Thought the Fire Marshall suspected the Colwells adopted daughter, Rhoda, of playing some part starting the flames. He stated that 'It might be thought that the child Rhoda started at least two of the fires, but she can not be considered guilty of the others, Because she was being questioned, when a few of them started. the Fire Marshall " I do not want to be quoted as a believer in the supernatural, but I have no explanation to offer, as to the cause of the fires, or of the throwing around of the furniture."
Mr. Colwell stated that on the afternoon of January 4th will in the company of his wife and stepdaughter Rhoda, a crash was heard - a large, empty stove had fallen over, four pictures also fell off the walls. Shortly afterwards a bed caught fire, a policeman was called who saw wallpaper start to burn. Another fire started and a heavy lamp fell from a hook onto the floor. The house burned to the ground and the family, who had lost everything apart from their clothes, were taken to the police station. Captain Rhoades, of the Greenpoint Precinct said that he could attribute the strange fires to 'no other cause than a supernatural agency.'
However, a man named Mr. J.L. Hope from Flushing, Long Island, went to see Captain Rhoades and told him that Rhoda had worked for him as a housemaid and, between November 19th and December 19th, four mysterious fires had broken out. This was enough to convince the Captain of Rhoda's guilt in the present case as well, and she was warned to admit the truth. Frightened, she admitted that she had started the fires as she disliked the place she lived and wanted to get away. The girl had also knocked the pictures off the walls and dropped matches into the beds, continuing, even after the police, firemen and detectives arrived at the house.

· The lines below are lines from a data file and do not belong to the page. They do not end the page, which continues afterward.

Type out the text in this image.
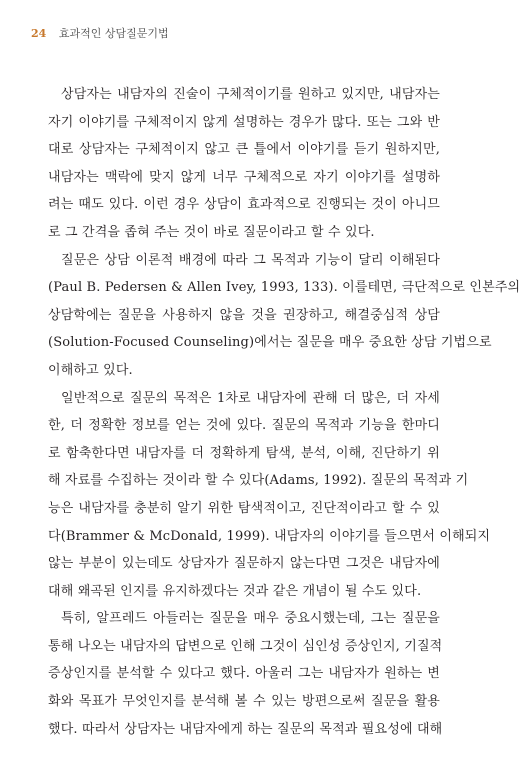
24 효과적인 상담질문기법
상담자는 내담자의 진술이 구체적이기를 원하고 있지만, 내담자는
자기 이야기를 구체적이지 않게 설명하는 경우가 많다. 또는 그와 반
대로 상담자는 구체적이지 않고 큰 틀에서 이야기를 듣기 원하지만,
내담자는 맥락에 맞지 않게 너무 구체적으로 자기 이야기를 설명하
려는 때도 있다. 이런 경우 상담이 효과적으로 진행되는 것이 아니므
로 그 간격을 좁혀 주는 것이 바로 질문이라고 할 수 있다.
질문은 상담 이론적 배경에 따라 그 목적과 기능이 달리 이해된다
(Paul B. Pedersen & Allen Ivey, 1993, 133). 이를테면, 극단적으로 인본주의
상담학에는 질문을 사용하지 않을 것을 권장하고, 해결중심적 상담
(Solution-Focused Counseling)에서는 질문을 매우 중요한 상담 기법으로
이해하고 있다.
일반적으로 질문의 목적은 1차로 내담자에 관해 더 많은, 더 자세
한, 더 정확한 정보를 얻는 것에 있다. 질문의 목적과 기능을 한마디
로 함축한다면 내담자를 더 정확하게 탐색, 분석, 이해, 진단하기 위
해 자료를 수집하는 것이라 할 수 있다(Adams, 1992). 질문의 목적과 기
능은 내담자를 충분히 알기 위한 탐색적이고, 진단적이라고 할 수 있
다(Brammer & McDonald, 1999). 내담자의 이야기를 들으면서 이해되지
않는 부분이 있는데도 상담자가 질문하지 않는다면 그것은 내담자에
대해 왜곡된 인지를 유지하겠다는 것과 같은 개념이 될 수도 있다.
특히, 알프레드 아들러는 질문을 매우 중요시했는데, 그는 질문을
통해 나오는 내담자의 답변으로 인해 그것이 심인성 증상인지, 기질적
증상인지를 분석할 수 있다고 했다. 아울러 그는 내담자가 원하는 변
화와 목표가 무엇인지를 분석해 볼 수 있는 방편으로써 질문을 활용
했다. 따라서 상담자는 내담자에게 하는 질문의 목적과 필요성에 대해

Though the police Captain had previously thought the fires 'supernatural' he now had a natural explanation in Rhoda's now well-attested fire-starting tendencies. The New York Herald ran the story as 'Policemen and firemen artfully tricked by a, young girl.'
So instead of investigating the fires in Flushing the Captain now satisfied that Rhoda had set the fires simply closed the case.
Sudden fire starting for no apparent reason seems to be connected with poltergeist activity along with the moving of furniture and banging sounds.... Some, though not all, of the fire-starters seem to be orphans in unhappy situations, and this may, in some cases, explain the motive. But since the methods used to start the fires were a mystery, we are still left with the puzzle that certain people seem to posses a seemingly paranormal ability to unconsciously start fires without any visible means.